Scientists and, more generally, naturalists have been correct in this concern, because it is obvious that neither evolution nor the other processes constitutive of the Grand Story can plausibly give rise to simple emergent properties. All science can do is to label emergent phenomena as such, and leave them as brute facts.

So as far as natural processes are concerned, there must indeed be a ‘‘strange mystical power’’ responsible for them, strange and mystical in that it is not a natural entity and for which there is no evidence whatever that the cause of emergence is within the natural order. It must be kept in mind that AC does not require special creation of each emergent at the time it appears. Indeed, Howard van Till has argued that a theistic perspective best explains emergent phenomena and he holds that at the beginning of creation God placed within the stuff he made all the potentialities that would eventually emerge.86 It is the inadequacy of strong naturalism or the other approaches mentioned in this book, including Clayton’s, that justify a theistic explanation for the existence of such (contingent) potentialities in minimal physical duplicates of our world and the fact that they are (contingently) actualized at the time certain physical phenomena obtain.

There is no naturalistic explanation—Clayton’s or otherwise—for the reality and constancy of these phenomena. Moreover, it seems implausible that the Big Bang created matter such that when myriads upon myriads of small atomic simples come to stand in certain external relations with each other, some sort of striving potentiality within each member is finally brought to a critical mass and, presto, a new simple property emerges. Naturalism ‘‘explains’ such data only by committing the post hoc ergo propter hoc fallacy. Certainly, Clayton's emergentism does not solve the problem of emergence; it merely labels it. G. K. Chesterton once noted that magic requires a Magician, and Clayton's ‘‘solution'' amounts to embracing a shopping list ontology without a Shopper, accepting magical emergence without a Magician.

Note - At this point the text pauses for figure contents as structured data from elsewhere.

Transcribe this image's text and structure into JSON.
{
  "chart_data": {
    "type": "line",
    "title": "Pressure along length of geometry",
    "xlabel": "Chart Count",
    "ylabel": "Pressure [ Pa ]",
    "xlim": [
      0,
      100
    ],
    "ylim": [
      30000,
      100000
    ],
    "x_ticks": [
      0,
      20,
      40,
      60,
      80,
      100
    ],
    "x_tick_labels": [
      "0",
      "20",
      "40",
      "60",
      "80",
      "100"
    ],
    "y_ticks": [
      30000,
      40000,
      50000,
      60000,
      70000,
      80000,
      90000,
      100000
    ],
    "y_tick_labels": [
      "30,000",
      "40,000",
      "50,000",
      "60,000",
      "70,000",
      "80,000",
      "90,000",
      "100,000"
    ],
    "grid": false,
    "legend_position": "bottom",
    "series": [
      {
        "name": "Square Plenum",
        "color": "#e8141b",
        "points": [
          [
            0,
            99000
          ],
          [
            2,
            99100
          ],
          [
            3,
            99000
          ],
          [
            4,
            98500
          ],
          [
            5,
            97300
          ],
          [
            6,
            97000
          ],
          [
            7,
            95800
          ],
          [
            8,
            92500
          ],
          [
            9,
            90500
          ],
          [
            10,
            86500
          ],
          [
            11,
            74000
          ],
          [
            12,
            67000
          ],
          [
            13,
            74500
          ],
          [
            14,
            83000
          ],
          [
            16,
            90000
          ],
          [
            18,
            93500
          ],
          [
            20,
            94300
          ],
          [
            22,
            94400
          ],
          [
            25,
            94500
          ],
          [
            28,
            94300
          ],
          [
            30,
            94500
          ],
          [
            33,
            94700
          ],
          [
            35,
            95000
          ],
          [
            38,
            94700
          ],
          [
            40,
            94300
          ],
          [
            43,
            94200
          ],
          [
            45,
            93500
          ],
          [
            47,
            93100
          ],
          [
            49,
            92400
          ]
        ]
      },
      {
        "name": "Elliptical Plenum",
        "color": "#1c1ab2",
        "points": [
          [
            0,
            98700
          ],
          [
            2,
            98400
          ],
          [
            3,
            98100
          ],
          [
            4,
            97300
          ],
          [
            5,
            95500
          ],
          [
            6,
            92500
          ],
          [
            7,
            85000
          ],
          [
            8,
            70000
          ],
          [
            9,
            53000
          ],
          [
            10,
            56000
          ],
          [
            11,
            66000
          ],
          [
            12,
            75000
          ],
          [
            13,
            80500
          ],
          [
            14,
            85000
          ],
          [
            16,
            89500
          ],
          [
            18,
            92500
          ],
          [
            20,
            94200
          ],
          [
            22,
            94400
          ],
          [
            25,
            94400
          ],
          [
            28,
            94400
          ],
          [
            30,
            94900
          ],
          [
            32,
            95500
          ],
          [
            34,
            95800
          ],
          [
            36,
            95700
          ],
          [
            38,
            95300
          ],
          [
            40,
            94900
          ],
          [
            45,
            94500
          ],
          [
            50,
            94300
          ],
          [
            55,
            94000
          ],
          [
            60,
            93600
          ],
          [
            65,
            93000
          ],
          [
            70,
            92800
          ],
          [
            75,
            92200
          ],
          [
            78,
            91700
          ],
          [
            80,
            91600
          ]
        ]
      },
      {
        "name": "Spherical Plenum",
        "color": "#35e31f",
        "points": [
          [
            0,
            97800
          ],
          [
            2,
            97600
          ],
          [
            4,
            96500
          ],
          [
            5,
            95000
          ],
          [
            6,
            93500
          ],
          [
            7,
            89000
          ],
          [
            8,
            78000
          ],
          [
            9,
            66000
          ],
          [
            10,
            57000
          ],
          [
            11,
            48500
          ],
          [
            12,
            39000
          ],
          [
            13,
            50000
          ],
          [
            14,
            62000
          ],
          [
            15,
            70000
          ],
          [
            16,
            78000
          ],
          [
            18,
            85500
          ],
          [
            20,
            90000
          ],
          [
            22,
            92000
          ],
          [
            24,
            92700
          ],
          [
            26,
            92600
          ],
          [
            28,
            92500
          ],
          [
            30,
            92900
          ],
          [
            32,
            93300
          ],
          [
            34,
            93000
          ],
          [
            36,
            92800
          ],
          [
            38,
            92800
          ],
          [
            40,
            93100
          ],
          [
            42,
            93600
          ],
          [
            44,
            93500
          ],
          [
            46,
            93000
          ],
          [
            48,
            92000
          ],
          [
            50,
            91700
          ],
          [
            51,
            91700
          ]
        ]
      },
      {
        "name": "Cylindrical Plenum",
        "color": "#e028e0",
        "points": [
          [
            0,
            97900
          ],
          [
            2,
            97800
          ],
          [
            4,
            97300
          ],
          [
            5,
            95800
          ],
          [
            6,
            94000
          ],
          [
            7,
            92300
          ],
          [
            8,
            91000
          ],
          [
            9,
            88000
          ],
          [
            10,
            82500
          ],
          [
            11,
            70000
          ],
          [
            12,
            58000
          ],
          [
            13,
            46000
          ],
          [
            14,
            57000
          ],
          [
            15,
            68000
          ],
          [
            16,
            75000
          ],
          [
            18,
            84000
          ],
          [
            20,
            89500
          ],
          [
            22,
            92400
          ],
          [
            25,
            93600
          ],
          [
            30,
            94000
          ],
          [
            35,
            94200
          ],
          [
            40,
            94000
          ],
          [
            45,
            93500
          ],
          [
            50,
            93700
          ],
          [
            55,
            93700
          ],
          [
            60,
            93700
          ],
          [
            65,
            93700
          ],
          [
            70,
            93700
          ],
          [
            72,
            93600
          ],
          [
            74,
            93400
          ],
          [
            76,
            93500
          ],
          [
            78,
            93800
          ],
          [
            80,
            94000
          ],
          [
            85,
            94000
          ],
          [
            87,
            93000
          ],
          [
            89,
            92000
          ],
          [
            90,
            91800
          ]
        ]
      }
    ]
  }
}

Clayton’s ‘‘solution’’ is quite curious in light of two further points. For one thing, he acknowledges that there really is no adequate naturalistic account for the emergence of consciousness or its regular correlation with neurological states.87 For another, Clayton actually argues that the existence of objective ‘‘oughts'' and ethical obligation cannot be made sense of within the constraints of naturalistic explanation and, thus, he opts for a theistic explanation of such. Surely, Clayton knows that there are moral realists who have advanced naturalistic emergentist arguments for the appearance of intrinsic value-making properties quite similar to his emer-gentist approach to consciousness and other areas of ‘‘emergence.''88

It is hard to see how he can have it both ways. By accepting an emer-gentist line in other areas, including consciousness, how can Clayton avoid embracing a similar strategy regarding moral realism and emergent value? It is more consistent to employ AC in all areas of genuine emergence rather than choose according to one's liking. By quantifying over a plurality of emergent properties, Clayton actually provides more data for arguments for God's existence than those who merely accept consciousness and AC.